The cost of the scheme was included in the MoD’s annual reports, but it was not explained exactly what the money was used for. An agreement was reached with the National Audit Office, the public spending watchdog, that the description could be “limited”. In the end, what was included was even more limited than agreed.
It was announced on July 1, without notice, that the Arap scheme was closed to new applicants.
The Home Office said the Defence Secretary “now considers the Arap to have fulfilled its original purpose and can be closed to new principal applications, not least so that defence efforts and resources can be focused where they are most needed – on our nation’s security, to combat the acute threats and destabilising behaviour of our adversaries”.
A Home Office paper announcing the decision said Arap’s closure to new applications was the first step to completing Afghan resettlement, and the Government aims to have “successfully honoured its obligation” to complete resettlements by the end of this Parliament.
It is believed that the scheme was closed before the lifting of the super-injunction so that there could not be a rush of further applicants once news of the data breach became public.
A Home Office source insisted that they did not expect the closure of the scheme to lead to an increase in Afghans trying to reach the UK illegally.
They attributed this partly to the fact that a significant number of Afghans are already crossing the Channel in small boats.
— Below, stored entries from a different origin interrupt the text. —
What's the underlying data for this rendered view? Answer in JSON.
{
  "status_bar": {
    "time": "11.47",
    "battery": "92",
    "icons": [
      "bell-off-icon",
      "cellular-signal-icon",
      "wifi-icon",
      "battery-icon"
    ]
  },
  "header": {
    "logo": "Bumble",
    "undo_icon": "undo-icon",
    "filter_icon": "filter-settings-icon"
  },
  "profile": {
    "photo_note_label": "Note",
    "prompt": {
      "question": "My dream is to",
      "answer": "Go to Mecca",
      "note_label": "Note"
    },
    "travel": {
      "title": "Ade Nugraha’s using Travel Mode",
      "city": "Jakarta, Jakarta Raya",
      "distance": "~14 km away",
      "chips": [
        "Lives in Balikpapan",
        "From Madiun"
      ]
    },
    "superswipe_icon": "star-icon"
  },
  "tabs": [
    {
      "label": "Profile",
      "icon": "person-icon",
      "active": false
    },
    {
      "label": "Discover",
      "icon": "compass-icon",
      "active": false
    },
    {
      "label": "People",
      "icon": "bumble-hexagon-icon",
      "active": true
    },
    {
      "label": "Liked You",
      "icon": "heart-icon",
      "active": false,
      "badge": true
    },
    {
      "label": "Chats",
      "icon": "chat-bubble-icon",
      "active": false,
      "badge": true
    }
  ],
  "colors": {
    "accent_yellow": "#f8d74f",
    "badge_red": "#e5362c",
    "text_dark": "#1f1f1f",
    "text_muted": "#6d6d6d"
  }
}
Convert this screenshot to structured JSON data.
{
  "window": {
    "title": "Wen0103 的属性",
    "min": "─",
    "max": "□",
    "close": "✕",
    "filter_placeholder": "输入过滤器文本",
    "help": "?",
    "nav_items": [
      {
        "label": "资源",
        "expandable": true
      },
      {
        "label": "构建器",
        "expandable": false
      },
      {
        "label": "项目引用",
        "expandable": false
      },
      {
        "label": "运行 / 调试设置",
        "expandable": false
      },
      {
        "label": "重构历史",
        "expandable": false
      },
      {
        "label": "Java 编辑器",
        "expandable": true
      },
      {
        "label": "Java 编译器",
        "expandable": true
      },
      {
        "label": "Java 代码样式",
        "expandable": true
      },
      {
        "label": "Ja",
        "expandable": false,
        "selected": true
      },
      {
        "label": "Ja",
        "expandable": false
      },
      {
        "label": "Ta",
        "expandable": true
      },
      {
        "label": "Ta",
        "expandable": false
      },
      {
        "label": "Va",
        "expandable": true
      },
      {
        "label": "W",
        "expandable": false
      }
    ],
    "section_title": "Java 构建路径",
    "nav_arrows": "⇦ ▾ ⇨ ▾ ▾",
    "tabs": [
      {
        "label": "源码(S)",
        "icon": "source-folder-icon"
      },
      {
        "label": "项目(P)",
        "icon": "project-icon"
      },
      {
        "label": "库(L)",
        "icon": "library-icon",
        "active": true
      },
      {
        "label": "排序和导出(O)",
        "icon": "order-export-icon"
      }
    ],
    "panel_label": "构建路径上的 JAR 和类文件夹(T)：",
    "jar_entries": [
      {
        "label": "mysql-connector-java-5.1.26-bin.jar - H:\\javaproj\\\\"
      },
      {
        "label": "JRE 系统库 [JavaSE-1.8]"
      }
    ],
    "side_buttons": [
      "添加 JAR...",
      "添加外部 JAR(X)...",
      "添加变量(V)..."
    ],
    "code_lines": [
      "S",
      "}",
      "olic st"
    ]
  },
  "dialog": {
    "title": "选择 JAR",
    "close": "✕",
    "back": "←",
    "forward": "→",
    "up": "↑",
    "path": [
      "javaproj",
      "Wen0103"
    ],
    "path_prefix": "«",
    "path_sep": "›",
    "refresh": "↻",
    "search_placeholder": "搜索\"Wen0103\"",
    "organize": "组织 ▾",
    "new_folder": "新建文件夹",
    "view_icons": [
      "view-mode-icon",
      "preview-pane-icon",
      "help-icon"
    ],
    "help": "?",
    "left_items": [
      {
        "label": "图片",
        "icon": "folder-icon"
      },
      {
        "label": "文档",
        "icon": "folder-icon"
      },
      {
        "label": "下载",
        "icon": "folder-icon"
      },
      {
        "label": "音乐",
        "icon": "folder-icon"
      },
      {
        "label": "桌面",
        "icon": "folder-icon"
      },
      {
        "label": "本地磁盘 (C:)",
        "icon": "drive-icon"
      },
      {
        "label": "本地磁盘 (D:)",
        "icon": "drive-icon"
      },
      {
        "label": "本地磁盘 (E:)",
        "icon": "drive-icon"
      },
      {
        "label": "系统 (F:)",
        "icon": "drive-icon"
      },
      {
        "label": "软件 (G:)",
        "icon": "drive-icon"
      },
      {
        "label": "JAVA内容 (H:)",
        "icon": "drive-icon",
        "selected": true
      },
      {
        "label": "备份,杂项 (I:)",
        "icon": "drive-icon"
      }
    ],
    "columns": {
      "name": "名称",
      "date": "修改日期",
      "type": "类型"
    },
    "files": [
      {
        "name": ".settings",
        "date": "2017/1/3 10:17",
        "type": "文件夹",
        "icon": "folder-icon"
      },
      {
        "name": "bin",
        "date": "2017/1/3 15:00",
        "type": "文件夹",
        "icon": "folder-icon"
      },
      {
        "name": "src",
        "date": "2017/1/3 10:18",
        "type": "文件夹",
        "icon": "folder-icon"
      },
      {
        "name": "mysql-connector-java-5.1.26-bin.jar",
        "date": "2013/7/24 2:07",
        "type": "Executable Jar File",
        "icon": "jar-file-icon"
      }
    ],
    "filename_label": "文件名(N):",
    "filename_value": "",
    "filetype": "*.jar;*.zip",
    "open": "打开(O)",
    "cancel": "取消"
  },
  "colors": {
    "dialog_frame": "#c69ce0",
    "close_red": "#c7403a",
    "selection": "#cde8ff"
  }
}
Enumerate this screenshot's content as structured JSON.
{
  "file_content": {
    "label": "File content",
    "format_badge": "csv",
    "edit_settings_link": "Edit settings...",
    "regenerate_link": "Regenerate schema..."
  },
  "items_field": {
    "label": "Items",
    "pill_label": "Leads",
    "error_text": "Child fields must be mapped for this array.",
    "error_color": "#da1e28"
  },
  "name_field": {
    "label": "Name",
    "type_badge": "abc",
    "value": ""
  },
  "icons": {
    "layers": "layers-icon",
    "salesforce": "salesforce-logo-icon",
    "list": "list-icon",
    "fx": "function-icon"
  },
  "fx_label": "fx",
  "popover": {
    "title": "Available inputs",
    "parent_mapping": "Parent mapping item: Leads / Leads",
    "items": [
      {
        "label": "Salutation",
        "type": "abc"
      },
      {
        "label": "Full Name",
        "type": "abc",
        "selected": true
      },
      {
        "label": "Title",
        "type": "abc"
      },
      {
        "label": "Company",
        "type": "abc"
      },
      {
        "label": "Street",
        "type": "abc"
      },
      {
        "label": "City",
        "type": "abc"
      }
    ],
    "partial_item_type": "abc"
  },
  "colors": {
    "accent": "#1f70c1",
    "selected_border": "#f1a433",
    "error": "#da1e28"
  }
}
They were the most common nationality arriving in small boats in the year to March 2025 – 5800, 16% of small boat arrivals – although this was down from the peak of 9100 arrivals in 2022.
The situation for those Afghans who previously worked alongside the British military and still live in the region is deteriorating.
Pakistan, where a large number of Afghans fled when the Taliban re-asserted control over their home country, has been “steadily hardening its position towards Afghan refugees” since December last year, according to MoD court filings.
British diplomats have been trying to stop Afghans being “forcibly deported” from Pakistan back to Afghanistan.
Meanwhile, Iran has sent around 1.2 million Afghan refugees back to their home country, according to United Nations figures released at the end of June, following a pledge in March to deport two million in total. The MoD said that at least two ex-Triples are known to be among that number.
The scheme set up as a result of the leak – the Afghanistan Response Route – was also closed on Tuesday.